Senegal elects parliament in test for ruling party’s influence
The opposition hopes the vote will force a coalition with President Macky Sall and curb any ambitions he may hold for a third term.
Polls have closed in Senegal’s parliamentary elections pitting President Macky Sall’s ruling party against an opposition coalition energised by food price hikes and fears the incumbent leader could run for a controversial third term in 2024.
Polling stations opened at 08:00 GMT and closed at 18:00 GMT on Sunday.
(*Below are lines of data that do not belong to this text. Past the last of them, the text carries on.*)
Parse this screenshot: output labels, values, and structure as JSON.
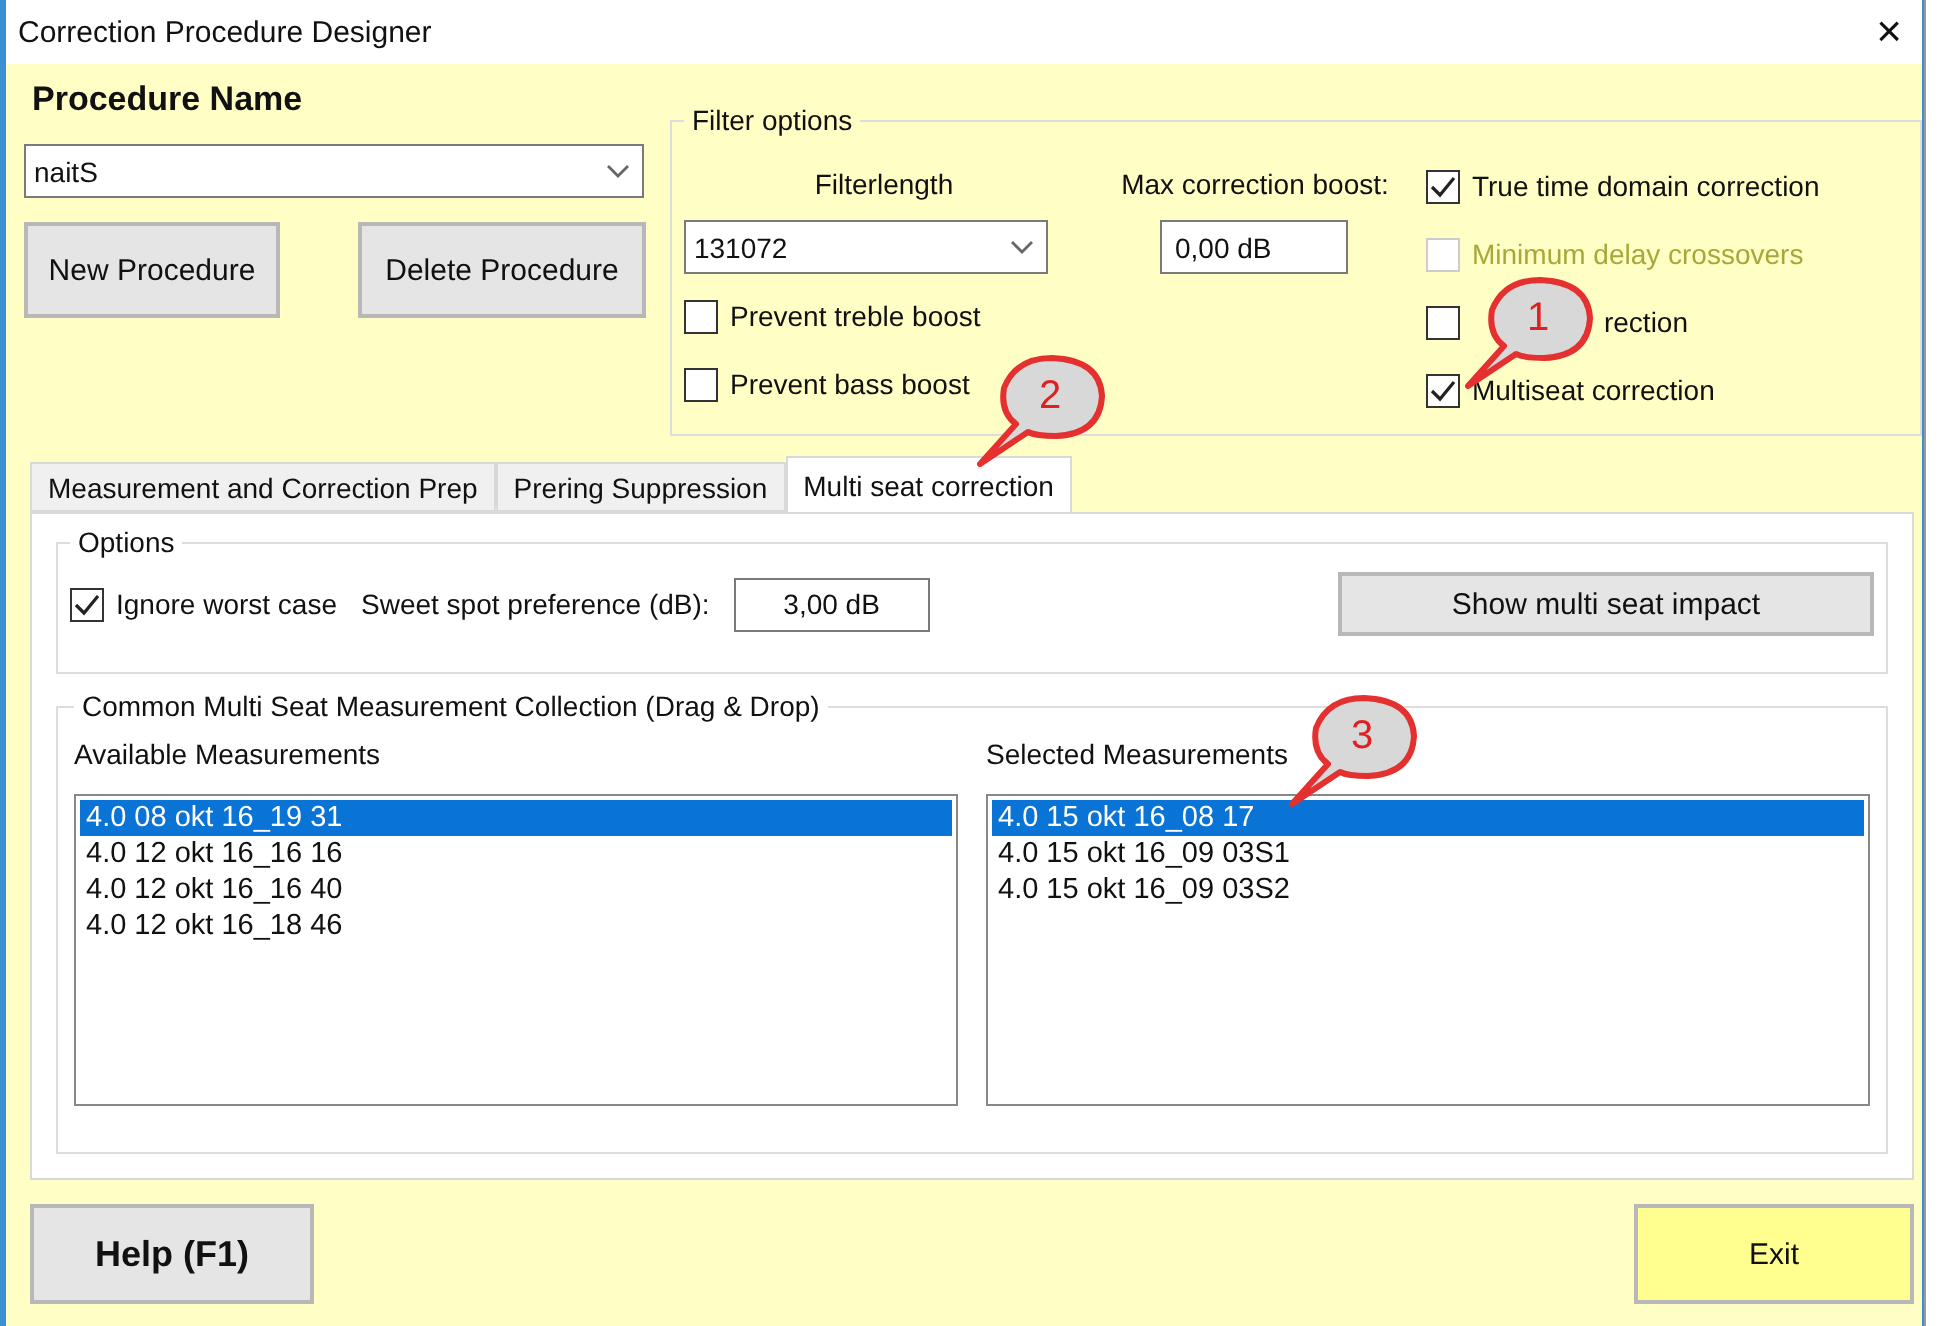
{
  "window": {
    "title": "Correction Procedure Designer",
    "close": "×"
  },
  "procedure": {
    "heading": "Procedure Name",
    "value": "naitS",
    "buttons": [
      "New Procedure",
      "Delete Procedure"
    ]
  },
  "filter_options": {
    "title": "Filter options",
    "filterlength_label": "Filterlength",
    "filterlength_value": "131072",
    "boost_label": "Max correction boost:",
    "boost_value": "0,00 dB",
    "left_checks": [
      {
        "label": "Prevent treble boost",
        "checked": false
      },
      {
        "label": "Prevent bass boost",
        "checked": false
      }
    ],
    "right_checks": [
      {
        "label": "True time domain correction",
        "checked": true,
        "disabled": false
      },
      {
        "label": "Minimum delay crossovers",
        "checked": false,
        "disabled": true
      },
      {
        "label": "rection",
        "covered": true,
        "checked": false,
        "disabled": false
      },
      {
        "label": "Multiseat correction",
        "checked": true,
        "disabled": false
      }
    ]
  },
  "tabs": [
    {
      "label": "Measurement and Correction Prep",
      "selected": false
    },
    {
      "label": "Prering Suppression",
      "selected": false
    },
    {
      "label": "Multi seat correction",
      "selected": true
    }
  ],
  "options": {
    "title": "Options",
    "ignore_worst": {
      "label": "Ignore worst case",
      "checked": true
    },
    "sweet_label": "Sweet spot preference (dB):",
    "sweet_value": "3,00 dB",
    "impact_button": "Show multi seat impact"
  },
  "collection": {
    "title": "Common Multi Seat Measurement Collection  (Drag & Drop)",
    "available": {
      "title": "Available Measurements",
      "items": [
        {
          "label": "4.0 08 okt 16_19 31",
          "selected": true
        },
        {
          "label": "4.0 12 okt 16_16 16",
          "selected": false
        },
        {
          "label": "4.0 12 okt 16_16 40",
          "selected": false
        },
        {
          "label": "4.0 12 okt 16_18 46",
          "selected": false
        }
      ]
    },
    "selected": {
      "title": "Selected Measurements",
      "items": [
        {
          "label": "4.0 15 okt 16_08 17",
          "selected": true
        },
        {
          "label": "4.0 15 okt 16_09 03S1",
          "selected": false
        },
        {
          "label": "4.0 15 okt 16_09 03S2",
          "selected": false
        }
      ]
    }
  },
  "footer": {
    "help": "Help (F1)",
    "exit": "Exit"
  },
  "callouts": [
    "1",
    "2",
    "3"
  ]
}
Partial results are expected late on Sunday with provisional overall figures to be given no later than Friday.
Approximately seven million voters are eligible to elect 165 deputies in the National Assembly amid a politically tense atmosphere in the West African nation.
Violent protests broke out last year after Sall’s main opponent, Ousmane Sonko, was arrested on rape charges, and more than a dozen people were killed.
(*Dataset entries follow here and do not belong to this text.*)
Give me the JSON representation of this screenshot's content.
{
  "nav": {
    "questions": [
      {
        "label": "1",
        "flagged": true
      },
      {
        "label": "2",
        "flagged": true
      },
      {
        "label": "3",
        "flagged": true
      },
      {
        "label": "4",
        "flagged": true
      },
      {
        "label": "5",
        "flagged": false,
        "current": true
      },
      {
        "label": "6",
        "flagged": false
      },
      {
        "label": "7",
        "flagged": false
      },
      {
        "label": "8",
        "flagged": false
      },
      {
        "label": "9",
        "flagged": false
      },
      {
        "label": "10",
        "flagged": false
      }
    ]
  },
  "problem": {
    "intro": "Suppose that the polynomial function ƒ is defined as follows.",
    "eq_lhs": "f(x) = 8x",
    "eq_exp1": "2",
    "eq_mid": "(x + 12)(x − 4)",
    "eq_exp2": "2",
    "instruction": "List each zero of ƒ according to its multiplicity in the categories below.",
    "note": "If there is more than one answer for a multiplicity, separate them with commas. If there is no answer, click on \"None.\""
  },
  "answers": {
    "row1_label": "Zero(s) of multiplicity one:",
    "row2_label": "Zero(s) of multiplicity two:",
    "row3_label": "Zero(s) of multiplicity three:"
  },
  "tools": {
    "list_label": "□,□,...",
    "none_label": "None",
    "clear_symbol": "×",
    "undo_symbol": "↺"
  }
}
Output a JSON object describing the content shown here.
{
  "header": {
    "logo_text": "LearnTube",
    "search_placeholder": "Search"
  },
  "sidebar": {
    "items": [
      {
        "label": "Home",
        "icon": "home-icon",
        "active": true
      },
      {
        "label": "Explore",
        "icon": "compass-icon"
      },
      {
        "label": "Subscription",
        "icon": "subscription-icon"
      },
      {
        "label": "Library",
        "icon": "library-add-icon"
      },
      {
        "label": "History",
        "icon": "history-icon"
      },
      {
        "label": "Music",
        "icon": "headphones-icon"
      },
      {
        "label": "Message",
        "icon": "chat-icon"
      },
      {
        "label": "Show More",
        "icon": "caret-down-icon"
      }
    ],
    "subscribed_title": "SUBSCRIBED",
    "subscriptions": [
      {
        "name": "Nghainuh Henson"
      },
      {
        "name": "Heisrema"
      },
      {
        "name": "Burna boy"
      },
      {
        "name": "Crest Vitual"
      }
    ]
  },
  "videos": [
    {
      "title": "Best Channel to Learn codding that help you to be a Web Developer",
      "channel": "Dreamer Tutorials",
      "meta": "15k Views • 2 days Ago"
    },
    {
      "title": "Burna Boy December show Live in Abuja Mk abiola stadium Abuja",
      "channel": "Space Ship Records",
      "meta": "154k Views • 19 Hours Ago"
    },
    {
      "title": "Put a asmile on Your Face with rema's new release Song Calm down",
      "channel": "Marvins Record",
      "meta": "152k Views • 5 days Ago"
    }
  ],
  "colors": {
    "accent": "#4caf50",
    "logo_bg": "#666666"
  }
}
Sonko, who came in third in the 2019 election, denies the allegations and his supporters have been vocal about their opposition to the president.
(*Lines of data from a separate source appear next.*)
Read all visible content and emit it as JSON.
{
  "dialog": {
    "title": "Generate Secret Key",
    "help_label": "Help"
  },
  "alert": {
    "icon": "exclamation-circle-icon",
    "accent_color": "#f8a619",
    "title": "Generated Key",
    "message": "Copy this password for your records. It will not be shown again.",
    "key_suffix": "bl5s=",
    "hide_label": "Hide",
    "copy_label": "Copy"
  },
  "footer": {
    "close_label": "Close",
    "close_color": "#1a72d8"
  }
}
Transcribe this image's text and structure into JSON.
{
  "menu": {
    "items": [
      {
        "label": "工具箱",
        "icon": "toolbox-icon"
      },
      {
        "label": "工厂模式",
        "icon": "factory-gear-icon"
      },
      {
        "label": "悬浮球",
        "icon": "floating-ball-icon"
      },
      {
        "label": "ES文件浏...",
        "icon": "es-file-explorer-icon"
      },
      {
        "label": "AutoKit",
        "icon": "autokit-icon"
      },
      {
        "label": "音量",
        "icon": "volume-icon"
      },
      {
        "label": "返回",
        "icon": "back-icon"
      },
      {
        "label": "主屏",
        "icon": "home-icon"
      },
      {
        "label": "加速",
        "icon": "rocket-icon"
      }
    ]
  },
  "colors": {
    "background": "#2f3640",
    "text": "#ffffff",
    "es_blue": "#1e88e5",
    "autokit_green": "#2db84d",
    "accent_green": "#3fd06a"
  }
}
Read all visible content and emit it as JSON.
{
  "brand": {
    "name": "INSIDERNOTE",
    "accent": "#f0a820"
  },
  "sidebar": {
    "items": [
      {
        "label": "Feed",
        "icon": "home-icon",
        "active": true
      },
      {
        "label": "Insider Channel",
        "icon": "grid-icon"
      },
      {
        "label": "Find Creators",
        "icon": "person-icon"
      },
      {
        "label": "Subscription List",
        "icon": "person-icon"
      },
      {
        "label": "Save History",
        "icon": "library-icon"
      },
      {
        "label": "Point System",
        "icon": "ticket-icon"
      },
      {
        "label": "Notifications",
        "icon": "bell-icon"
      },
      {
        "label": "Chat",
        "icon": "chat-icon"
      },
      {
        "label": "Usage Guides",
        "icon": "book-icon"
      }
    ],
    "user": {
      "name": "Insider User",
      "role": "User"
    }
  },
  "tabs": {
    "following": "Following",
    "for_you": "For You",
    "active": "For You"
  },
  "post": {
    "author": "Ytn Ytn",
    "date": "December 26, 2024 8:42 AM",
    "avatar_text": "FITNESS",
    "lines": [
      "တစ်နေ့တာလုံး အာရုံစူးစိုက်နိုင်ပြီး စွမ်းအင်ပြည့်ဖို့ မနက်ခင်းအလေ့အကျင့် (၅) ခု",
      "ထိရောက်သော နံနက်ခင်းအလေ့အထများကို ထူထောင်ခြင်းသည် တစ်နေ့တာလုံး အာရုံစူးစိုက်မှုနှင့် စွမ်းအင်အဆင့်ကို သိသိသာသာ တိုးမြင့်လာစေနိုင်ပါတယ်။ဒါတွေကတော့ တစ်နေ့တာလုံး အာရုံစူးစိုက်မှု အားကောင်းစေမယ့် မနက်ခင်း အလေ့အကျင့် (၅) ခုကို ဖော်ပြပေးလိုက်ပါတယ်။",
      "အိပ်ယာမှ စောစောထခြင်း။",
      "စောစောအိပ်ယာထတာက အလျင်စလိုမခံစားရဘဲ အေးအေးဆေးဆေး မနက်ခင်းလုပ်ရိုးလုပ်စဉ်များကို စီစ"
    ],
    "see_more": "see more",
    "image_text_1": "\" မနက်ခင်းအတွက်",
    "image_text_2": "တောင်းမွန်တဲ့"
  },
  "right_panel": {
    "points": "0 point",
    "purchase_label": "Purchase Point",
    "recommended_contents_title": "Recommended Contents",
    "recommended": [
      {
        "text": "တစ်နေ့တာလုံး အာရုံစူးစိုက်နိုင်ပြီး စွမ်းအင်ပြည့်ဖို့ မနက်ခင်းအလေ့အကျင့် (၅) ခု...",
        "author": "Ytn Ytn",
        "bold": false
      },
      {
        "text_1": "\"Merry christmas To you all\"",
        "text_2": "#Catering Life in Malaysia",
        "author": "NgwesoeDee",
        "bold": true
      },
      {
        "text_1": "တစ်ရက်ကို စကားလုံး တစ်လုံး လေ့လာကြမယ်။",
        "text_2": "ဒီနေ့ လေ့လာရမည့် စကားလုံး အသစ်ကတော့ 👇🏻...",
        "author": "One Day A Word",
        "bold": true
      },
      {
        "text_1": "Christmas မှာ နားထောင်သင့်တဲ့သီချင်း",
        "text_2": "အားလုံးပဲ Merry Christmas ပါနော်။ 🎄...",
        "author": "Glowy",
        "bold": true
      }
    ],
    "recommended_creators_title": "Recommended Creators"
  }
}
This year, he and another of Sall’s key opponents were disqualified as candidates, which sparked more widespread anger and protests in which three people died in June.
Senegal, with a population of 17 million, is known for its stability in a region that has seen coups in three countries since 2020 and where leaders have changed laws to remain in power for third terms.
Sunday’s election will give a clearer indication of what could happen in 2024.
Even though Sonko’s candidacy was rejected by the Constitutional Council, he has organised opposition supporters across Senegal.
A victory for the opposition “would be synonymous with the rejection of a possible third candidacy for Sall and a probable victory in the next presidential election”, Ngom said.
No comment on third term yet
Sall’s Benno Bokk Yakaar governing party currently holds 75 percent of the legislature’s seats.
Sall’s refusal to publicly rule out a candidacy in 2024 has stoked fears he will follow in the footsteps of Ivory Coast President Alassane Ouattara and former Guinea President Alpha Conde. Both men stood for – and won – third terms in 2020 by arguing that new constitutions had reset their two-term limits.
Senegal adopted constitutional revisions, which among other things reduced presidential terms from seven to five years, in 2016.
Dissatisfaction with Sall, 60, has risen as possible adversaries – including the popular former mayor of Dakar, Khalifa Sall, and former President Abdoulaye Wade’s son Karim Wade – have been targeted by the judiciary and disqualified from running for office.
Many accuse Sall of using his power to eliminate opponents.
Anger has also grown amid economic worries as fuel and food prices have skyrocketed due to the war in Ukraine.
Senegal’s former prime minister and head of the governing party, Aminata Toure, appealed to the country’s youth to vote.
“The youth must participate massively in the vote in thanks to President Macky Sall for the extraordinary work he has done for Senegal,” he declared in Kédougou in the southeast.
Interior Minister Antoine Felix Abdoulaye Diom toured polling stations around the country and declared that all the arrangements had been made for a smooth vote, despite floods in the past few weeks.